Sample selection#

Wrappers for the sample selectors of scikit-matter.

class equisolve.numpy.sample_selection.CUR(recompute_every=1, k=1, tolerance=1e-12, n_to_select=None, score_threshold=None, score_threshold_type='absolute', progress_bar=False, full=False, random_state=0)[source]#

Bases: GreedySelector

Transformer that performs Greedy Sample Selection using CUR.

If n_to_select is an int, all blocks will have this many samples selected. In this case, n_to_select must be <= than the fewest number of samples in any block.

If n_to_select is a dict, it must have keys that are tuples corresponding to the key values of each block. In this case, the values of the n_to_select dict can be int that specify different number of samples to select for each block.

If n_to_select is -1, all samples for every block will be selected.

Refer to skmatter.sample_selection.CUR for full documentation.

class equisolve.numpy.sample_selection.FPS(initialize=0, n_to_select=None, score_threshold=None, score_threshold_type='absolute', progress_bar=False, full=False, random_state=0)[source]#

Bases: GreedySelector

Transformer that performs Greedy Sample Selection using Farthest Point Sampling.

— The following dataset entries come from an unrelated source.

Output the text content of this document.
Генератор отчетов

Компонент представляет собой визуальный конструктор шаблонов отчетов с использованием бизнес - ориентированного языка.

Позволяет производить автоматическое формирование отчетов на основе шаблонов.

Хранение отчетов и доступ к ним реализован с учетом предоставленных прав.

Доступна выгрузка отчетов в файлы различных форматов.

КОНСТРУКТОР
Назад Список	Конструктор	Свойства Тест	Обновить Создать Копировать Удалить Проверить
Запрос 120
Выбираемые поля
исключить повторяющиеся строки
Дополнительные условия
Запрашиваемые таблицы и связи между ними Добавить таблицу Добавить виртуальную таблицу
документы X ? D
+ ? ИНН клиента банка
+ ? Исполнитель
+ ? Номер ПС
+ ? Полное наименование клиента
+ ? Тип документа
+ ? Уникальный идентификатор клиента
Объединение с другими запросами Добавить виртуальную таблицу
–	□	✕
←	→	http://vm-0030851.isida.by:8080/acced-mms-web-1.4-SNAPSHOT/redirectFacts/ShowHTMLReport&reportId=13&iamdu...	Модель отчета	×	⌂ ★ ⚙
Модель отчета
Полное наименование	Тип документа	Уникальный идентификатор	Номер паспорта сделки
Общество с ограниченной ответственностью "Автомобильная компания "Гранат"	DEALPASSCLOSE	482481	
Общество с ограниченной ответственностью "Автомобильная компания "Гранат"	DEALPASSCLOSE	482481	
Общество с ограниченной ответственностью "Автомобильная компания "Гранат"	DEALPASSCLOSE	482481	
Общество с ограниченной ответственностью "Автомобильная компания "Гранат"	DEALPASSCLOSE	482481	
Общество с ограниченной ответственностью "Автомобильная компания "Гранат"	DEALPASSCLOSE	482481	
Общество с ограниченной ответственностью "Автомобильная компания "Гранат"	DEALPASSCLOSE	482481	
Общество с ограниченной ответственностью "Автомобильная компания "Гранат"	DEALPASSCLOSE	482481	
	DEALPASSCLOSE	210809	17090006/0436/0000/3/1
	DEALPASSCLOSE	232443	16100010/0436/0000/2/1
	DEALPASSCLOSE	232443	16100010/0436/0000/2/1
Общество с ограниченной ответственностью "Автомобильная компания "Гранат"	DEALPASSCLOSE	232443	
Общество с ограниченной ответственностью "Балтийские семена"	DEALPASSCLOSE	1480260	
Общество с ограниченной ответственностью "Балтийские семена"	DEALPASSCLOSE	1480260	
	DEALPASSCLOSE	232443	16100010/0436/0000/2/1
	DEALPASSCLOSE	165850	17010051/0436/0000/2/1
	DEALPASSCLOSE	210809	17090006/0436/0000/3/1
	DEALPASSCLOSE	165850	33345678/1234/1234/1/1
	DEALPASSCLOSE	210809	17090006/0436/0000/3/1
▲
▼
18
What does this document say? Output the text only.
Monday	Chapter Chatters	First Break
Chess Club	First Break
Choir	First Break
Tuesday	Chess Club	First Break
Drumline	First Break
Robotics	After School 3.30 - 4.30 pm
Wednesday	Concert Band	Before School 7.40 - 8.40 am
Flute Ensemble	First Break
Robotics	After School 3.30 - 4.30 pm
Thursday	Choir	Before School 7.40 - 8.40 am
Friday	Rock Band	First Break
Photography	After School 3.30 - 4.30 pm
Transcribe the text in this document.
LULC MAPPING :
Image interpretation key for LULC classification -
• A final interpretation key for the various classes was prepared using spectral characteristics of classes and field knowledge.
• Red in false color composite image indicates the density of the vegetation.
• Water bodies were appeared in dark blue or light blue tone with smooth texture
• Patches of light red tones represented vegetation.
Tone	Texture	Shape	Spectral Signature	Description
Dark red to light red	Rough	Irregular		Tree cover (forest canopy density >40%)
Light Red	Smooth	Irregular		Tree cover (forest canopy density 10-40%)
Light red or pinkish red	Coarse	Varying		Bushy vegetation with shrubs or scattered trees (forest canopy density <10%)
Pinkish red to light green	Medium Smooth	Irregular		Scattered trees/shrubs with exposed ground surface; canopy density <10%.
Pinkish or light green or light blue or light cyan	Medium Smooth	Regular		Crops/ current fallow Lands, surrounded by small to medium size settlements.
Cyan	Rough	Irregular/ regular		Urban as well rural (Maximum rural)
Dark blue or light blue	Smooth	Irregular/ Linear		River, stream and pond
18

If n_to_select is an int, all blocks will have this many samples selected. In this case, n_to_select must be <= than the fewest number of samples in any block.

If n_to_select is a dict, it must have keys that are tuples corresponding to the key values of each block. In this case, the values of the n_to_select dict can be int that specify different number of samples to select for each block.

If n_to_select is -1, all samples for every block will be selected. This is useful, for instance, for plotting Hausdorff distances, which can be accessed through the selector.haussdorf_at_select property method after calling the fit() method.

Refer to skmatter.sample_selection.FPS for full documentation.